Mozilla/4.0 (compatible; MSIE8.0; Windows NT 6.0) .NET CLR 2.0.50727)

(note the element "MSIE8")

Mozilla/5.0 (Windows; U; MSIE 9.0; WIndows NT 9.0; en-US))

(note "WIndows")

Opera/9.80 (Windows NT 5.1); U; en) Presto/2.2.15 Version/10.00

where all version numbers except the initial "Opera/9.80" are variable. Unfortunately Opera/9.80 is a legitimate human UA in current use. At least in RIPE territory looking at you, wilderness.

The sequence "en)" alone is used in Opera Mini. But "))" seems to be used almost entirely by malign robots-- including quite a few infected Russian browsers-- except for a handful of Linux builds that could be exempted if you like. Also some "Alexa Toolbar"; don't know what that's about.

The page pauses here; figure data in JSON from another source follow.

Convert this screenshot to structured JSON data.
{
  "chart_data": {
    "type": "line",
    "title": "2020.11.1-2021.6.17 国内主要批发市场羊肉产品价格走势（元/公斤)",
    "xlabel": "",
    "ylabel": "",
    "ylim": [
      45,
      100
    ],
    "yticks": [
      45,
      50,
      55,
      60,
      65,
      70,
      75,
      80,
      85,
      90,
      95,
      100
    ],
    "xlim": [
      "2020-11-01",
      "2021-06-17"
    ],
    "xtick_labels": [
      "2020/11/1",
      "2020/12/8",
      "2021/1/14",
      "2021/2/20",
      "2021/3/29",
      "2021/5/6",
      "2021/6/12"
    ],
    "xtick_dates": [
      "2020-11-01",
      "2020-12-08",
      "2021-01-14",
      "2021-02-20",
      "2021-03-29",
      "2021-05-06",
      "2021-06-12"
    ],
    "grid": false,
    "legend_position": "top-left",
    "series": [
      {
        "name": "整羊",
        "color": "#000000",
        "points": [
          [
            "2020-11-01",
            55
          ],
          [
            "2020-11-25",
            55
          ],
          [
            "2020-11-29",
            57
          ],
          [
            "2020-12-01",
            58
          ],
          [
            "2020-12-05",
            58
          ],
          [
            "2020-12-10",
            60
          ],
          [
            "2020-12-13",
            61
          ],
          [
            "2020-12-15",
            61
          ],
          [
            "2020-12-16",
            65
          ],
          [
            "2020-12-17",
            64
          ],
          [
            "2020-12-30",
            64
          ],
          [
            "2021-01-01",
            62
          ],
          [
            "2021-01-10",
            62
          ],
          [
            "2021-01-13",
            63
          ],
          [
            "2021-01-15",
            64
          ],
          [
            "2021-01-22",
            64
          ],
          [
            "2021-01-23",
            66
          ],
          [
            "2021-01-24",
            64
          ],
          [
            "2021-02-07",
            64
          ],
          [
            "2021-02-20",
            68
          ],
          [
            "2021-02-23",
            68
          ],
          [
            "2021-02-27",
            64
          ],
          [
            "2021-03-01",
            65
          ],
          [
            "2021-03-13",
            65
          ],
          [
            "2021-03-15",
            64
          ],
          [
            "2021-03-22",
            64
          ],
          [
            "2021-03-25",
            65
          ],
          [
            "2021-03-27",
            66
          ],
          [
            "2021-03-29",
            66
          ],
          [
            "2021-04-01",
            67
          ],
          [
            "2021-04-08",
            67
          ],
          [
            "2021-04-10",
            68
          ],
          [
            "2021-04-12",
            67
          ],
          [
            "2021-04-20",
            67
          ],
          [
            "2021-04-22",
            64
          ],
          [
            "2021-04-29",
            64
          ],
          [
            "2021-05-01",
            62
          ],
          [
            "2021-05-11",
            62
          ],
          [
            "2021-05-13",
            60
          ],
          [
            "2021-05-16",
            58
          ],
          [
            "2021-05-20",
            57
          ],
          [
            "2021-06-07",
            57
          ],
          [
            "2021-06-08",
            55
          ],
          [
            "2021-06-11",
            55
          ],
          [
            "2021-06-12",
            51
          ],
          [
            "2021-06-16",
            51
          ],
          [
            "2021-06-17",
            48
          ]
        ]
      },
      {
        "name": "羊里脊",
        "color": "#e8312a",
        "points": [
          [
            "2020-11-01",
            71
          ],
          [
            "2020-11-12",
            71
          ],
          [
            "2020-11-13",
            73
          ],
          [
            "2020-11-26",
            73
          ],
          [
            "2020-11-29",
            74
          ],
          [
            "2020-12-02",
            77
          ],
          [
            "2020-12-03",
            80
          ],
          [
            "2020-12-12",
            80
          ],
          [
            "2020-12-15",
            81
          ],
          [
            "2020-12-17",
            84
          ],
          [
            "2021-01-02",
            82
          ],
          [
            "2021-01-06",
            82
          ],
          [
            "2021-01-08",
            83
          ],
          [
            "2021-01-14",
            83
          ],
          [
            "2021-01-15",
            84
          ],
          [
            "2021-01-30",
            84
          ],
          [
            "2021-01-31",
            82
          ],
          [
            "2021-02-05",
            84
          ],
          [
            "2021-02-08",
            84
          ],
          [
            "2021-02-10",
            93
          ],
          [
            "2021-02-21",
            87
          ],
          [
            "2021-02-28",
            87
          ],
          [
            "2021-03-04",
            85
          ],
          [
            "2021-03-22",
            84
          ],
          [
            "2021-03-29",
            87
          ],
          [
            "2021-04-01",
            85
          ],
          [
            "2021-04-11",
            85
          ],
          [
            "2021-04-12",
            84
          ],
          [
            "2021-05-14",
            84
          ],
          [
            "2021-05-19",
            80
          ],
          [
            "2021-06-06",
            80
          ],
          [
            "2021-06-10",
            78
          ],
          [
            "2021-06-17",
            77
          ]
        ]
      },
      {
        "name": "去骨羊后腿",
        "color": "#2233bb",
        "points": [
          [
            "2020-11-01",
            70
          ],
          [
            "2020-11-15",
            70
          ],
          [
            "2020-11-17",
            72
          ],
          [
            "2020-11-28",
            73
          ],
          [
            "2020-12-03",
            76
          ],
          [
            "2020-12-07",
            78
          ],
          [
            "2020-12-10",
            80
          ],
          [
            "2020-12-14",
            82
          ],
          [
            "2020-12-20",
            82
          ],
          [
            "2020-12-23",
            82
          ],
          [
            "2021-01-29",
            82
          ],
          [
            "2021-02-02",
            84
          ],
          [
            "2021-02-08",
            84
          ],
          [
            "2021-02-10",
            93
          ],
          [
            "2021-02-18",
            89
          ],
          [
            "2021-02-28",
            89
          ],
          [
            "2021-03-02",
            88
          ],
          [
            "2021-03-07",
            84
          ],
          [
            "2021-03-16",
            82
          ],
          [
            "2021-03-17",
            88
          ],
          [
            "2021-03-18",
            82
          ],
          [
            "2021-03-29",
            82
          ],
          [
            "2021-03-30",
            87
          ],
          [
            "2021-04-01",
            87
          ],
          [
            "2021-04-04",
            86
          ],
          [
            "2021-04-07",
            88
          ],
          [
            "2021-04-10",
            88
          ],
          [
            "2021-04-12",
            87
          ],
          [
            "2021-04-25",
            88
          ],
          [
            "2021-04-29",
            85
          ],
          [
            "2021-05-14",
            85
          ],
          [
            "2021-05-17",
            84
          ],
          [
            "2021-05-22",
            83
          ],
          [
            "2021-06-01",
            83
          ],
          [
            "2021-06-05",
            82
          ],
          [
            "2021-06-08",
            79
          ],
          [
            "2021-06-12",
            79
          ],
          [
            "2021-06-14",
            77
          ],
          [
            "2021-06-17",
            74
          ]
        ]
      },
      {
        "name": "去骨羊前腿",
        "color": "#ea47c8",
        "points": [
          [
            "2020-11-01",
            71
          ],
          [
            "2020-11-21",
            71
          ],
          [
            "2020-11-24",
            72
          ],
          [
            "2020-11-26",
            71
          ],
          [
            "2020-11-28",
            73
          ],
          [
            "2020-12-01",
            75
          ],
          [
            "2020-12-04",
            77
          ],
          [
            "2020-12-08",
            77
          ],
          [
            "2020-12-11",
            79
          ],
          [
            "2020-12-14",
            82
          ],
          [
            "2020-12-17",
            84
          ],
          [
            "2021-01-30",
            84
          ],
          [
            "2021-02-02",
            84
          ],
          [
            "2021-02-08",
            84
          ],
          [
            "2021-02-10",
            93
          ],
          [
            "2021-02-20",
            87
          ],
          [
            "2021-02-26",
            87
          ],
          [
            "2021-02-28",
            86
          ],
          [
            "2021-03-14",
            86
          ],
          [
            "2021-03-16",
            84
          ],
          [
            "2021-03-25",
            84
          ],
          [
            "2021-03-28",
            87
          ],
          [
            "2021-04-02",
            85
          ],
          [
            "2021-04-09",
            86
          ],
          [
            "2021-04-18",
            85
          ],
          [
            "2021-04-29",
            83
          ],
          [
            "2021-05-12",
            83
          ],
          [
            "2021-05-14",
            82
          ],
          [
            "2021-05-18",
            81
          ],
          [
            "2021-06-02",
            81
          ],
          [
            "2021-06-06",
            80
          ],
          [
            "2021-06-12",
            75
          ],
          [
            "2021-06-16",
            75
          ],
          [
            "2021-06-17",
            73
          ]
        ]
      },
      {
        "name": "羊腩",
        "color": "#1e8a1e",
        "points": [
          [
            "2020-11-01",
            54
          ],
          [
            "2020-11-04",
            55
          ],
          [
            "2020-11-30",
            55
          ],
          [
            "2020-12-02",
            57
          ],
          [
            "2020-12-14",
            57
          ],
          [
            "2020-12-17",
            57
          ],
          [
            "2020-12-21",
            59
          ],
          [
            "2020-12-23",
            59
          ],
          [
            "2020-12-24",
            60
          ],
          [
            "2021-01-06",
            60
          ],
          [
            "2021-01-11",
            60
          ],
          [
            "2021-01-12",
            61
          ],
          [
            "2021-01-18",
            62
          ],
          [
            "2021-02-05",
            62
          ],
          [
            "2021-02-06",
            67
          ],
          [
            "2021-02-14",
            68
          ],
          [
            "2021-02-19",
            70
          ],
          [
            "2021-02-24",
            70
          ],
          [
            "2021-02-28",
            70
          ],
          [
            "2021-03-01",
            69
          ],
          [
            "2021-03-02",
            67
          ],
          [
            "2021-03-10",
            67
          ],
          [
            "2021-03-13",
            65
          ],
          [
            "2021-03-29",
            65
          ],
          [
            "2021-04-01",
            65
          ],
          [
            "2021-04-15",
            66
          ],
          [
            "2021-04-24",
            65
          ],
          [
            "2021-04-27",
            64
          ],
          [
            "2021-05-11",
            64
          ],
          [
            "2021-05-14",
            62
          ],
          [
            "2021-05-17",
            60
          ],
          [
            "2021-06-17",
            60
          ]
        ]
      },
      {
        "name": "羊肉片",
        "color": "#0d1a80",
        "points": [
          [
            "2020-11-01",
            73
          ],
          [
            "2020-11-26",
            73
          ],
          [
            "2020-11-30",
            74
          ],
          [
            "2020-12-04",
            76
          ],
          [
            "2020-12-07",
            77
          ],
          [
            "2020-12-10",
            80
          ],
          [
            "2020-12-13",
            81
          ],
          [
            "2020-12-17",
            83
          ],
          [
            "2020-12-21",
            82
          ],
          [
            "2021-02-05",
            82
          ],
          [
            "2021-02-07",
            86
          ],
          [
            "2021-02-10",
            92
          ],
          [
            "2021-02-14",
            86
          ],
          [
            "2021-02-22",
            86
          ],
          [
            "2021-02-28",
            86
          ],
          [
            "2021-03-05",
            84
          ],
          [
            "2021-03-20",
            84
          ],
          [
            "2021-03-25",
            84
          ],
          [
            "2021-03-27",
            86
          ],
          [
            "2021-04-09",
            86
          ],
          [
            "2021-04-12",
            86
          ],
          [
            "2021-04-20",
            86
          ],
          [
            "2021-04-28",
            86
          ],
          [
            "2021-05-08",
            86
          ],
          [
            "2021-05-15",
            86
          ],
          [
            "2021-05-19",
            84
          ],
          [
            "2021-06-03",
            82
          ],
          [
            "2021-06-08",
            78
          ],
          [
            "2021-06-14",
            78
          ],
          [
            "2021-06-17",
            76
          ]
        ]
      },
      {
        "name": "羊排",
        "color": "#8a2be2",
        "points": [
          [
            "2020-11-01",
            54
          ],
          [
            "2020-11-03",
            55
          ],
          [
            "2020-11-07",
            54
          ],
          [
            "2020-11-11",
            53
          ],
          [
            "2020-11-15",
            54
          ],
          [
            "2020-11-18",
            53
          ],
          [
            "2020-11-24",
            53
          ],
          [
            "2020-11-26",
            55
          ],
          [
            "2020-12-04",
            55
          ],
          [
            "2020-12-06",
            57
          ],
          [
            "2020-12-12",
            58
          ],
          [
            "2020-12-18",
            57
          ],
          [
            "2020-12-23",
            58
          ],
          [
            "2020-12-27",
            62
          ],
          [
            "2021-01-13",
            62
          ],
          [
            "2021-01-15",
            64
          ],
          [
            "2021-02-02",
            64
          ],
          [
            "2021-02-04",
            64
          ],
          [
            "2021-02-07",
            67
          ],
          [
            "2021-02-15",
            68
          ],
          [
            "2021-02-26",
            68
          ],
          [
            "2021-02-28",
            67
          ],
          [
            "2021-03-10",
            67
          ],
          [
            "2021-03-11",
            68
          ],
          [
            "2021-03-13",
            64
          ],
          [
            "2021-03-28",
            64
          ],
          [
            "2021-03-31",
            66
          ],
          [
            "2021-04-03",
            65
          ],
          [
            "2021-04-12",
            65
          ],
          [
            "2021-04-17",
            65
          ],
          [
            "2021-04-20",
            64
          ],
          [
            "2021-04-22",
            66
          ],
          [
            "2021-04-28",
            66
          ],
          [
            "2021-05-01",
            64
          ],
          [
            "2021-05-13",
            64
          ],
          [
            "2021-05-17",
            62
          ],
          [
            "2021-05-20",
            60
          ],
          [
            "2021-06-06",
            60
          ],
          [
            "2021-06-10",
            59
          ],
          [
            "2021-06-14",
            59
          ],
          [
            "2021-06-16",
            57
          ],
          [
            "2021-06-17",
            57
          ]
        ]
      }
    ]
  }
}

As a follow-up I checked for single parentheses, constraining the search to 200 requests (because if it's from a blocked IP we already know there's something hinky about it):

200 \d+ "[^"]+" "[^()"\n]*[()][^()"\n]*" *$


Fascinatingly, the first result I found was
Mozilla/5.0 (compatible; Yahoo! Slurp; http://help.yahoo.com/help/us/ysearch/slurp

but this seems to have been a transmission error; the UA normally has a final ) parenthesis.

Also some discobots-- remember them?-- but that was from years ago.

Conclusion: you could block UAs with an odd number of parentheses
^[^()]*[()][^()]*([()][^()]*[()][^()]*)*$

(combined rule) but the vast majority of them also commits one or more other offenses that would be easier and probably less server-intensive to check for.

blend27

2:09 am on Mar 3, 2015 (gmt 0)

WebmasterWorld Senior Member 10+ Year Member Top Contributors Of The Month



.. where both occurrences of "example.com" are really referer spam...

That one is easy too, double forward slash in UA - // = ZAP, same as @ pretty much(in Russian we call it Sabaka-Dog, in Polish - Malpa-Monkey).